Similarly, apparel subscription platform Stitch Fix shared in its earnings report Tuesday that its number of active clients (i.e., customers) fell by 15%, a figure that amounts to 515,000 people, year over year.

“We are building a healthier client base by more precisely targeting high lifetime value clients that we expect will help us expand our client base over time, and … we are developing a long-term strategy to better serve the clients we have today and those we intend to attract in the future,” CEO Matt Baer told analysts.

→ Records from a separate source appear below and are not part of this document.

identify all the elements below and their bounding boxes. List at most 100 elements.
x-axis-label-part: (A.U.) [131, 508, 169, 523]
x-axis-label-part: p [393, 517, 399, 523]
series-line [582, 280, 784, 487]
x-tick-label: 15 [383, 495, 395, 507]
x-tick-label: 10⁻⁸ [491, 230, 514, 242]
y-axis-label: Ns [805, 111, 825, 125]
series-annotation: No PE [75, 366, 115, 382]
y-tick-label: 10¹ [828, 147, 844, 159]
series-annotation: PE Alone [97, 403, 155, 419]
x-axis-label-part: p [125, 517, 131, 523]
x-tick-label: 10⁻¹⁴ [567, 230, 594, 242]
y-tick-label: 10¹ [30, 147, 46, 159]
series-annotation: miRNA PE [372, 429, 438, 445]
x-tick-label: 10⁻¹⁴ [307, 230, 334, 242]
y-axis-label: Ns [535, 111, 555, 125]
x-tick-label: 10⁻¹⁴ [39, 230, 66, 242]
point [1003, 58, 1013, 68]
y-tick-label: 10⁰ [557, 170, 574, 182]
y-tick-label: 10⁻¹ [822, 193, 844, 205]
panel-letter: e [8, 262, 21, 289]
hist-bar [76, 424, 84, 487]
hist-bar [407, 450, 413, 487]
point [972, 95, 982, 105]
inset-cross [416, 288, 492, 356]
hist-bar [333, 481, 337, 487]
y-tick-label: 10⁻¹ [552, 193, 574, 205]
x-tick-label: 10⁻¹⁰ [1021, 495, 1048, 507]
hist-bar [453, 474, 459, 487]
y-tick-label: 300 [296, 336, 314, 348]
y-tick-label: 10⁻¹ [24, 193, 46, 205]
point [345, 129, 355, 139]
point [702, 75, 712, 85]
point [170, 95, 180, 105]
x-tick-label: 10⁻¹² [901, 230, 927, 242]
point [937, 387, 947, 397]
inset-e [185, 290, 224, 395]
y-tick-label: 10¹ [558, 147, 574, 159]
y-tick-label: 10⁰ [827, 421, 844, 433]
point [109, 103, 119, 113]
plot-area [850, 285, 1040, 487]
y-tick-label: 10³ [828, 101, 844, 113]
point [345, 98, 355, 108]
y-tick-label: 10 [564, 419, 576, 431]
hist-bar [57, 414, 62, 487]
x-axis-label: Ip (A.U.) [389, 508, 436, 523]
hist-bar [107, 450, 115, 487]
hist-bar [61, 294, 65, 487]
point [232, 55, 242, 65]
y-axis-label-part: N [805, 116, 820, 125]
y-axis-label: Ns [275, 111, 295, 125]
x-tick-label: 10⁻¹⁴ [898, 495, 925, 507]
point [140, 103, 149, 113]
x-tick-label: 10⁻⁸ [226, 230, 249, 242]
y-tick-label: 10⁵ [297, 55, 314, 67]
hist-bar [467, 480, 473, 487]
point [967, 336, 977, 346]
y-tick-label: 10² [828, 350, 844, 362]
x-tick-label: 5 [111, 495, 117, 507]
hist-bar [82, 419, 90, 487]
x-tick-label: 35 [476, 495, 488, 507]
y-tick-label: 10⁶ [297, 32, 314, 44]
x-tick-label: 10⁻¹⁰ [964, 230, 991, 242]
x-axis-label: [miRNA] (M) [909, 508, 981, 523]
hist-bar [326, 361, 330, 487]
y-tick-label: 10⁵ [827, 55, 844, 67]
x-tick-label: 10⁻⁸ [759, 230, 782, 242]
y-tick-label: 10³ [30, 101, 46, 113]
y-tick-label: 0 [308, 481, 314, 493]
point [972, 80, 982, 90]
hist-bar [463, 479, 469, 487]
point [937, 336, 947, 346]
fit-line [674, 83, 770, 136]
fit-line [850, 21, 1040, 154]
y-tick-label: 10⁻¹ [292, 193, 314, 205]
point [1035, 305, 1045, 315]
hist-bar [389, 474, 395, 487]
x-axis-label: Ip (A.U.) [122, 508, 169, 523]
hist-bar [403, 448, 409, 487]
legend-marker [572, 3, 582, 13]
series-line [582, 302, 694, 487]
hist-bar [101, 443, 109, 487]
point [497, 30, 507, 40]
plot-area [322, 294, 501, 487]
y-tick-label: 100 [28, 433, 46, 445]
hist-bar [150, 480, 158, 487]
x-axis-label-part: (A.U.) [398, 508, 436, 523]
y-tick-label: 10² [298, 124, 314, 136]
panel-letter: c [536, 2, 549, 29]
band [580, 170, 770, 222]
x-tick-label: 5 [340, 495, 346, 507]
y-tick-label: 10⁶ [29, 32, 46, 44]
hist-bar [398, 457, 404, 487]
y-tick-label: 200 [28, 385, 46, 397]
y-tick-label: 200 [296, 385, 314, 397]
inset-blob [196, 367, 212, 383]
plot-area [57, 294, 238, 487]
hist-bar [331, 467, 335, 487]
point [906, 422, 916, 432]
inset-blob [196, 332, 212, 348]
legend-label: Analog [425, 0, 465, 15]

Moreover, consumers are even cutting back on clothing subscriptions for their children. Kidpik, a company in the space that focuses on clothing for those ages 4-16, shared in its third-quarter 2023 earnings report, released last month, that revenue from subscription boxes fell by more than $440,000, a decrease of 15%. The decrease comes as the company focuses on reducing expenses and selling off its inventory amid ongoing financial challenges.

“We have substantially reduced purchases on new inventory and are focused on increasing sales from our current elevated inventory level, which we believe will support our cash flow needs in the short term,” CEO Ezra Dabah said in a statement. “We are also working to increase our proprietary brand sales through our own eCommerce site.”

These findings are somewhat surprising, given that clothing subscribers tend to be loyal to their providers. The PYMNTS Intelligence report “Subscription Commerce Readiness Report: The Loyalty Factor,” created in collaboration with sticky.io, found that the 30% of retail subscribers who are loyalists account for nearly 80% of merchants’ revenue. Fifty-one percent of these subscribers prefer subscriptions that include clothing items.

Still, a significant share of clothing subscribers already knew last year that they planned to cancel amid ongoing inflationary challenges. According to the PYMNTS Intelligence and sticky.io report released last November, “Subscription Commerce Conversion Index: Subscribers Seek Affordability and Convenience,” 1 in 4 clothing subscribers said they would cancel their subscription in the next 12 months.

As such, and as other financial headwinds impact the economics of the clothing subscription model, providers are turning their focus to creating more profitable businesses in the long term rather than acquiring and retaining customers.